The annual cycle of a lake's chemical and biological regime is driven by the pattern of stratification and circulation. Factors that control the extent and timing of mixing are best understood through studying the heat budget sources and sinks. Though thermal stratification has been studied in several tropical lakes (e. g., TALLING 1966; LEWIS 1973) work lags behind that in temperate lakes and analytical heat budgets have been neglected. In addition, year-to-year and long-term variability in the frequency and depth of circulation is an important environmental parameter that has received little attention in either tropical or temperate lakes. This paper presents the analytical budget for Lake Titicaca for 1973 and a preliminary estimate of the budget's variability based on 10 years of weather records available from the lake basin. Lake Titicaca is a large (8,100 km2, 281m max. depth), high altitude (elev. 3803 m) lake that lies at 16° S latitude. Lake Titicaca's surface heat fluxes are strongly influenced by the region's cool, semi-arid, and equable climate. There is a prominent though variable annual cycle of a cloudy rainy summer, December to March, and a dry sunny winter, May to August.

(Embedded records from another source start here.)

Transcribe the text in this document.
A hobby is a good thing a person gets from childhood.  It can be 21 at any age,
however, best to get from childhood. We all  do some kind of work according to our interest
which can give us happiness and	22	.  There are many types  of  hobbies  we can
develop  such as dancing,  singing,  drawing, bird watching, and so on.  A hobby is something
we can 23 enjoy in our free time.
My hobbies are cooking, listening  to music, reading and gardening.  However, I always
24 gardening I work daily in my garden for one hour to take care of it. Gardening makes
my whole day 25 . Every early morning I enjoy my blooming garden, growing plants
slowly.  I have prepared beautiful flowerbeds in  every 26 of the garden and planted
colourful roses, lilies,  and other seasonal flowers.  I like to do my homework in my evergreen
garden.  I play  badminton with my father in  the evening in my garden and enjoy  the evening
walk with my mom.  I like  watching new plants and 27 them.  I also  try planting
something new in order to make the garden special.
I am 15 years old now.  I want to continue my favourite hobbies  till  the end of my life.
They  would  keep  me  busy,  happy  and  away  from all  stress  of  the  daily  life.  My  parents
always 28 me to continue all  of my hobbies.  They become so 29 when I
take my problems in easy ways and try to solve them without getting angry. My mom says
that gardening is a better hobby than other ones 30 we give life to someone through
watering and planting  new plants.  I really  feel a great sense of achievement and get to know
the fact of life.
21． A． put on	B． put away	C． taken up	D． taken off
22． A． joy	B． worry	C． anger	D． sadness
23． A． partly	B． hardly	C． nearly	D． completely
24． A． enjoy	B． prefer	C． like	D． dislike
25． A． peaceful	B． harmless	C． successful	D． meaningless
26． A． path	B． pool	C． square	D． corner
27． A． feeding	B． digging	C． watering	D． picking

A survey of physical, biological, and chemical parameters was undertaken in 1973 and has been reported by RICHERSON et a!. (1975, 1977) and WIDMER et a!. (1975). The pattern of mixing in 1973 resembled the warm monomictic type of HuTCHINSoN's (1957) thermal classification. However, the lake was never quite isothermal in 1973 and chemistry data indicate that mixing to 150m did not occur. Thermal profiles in Lake Titicaca resemble those of other tropical lakes, having a thick epilimnion only a few degrees warmer than the hypolimnion.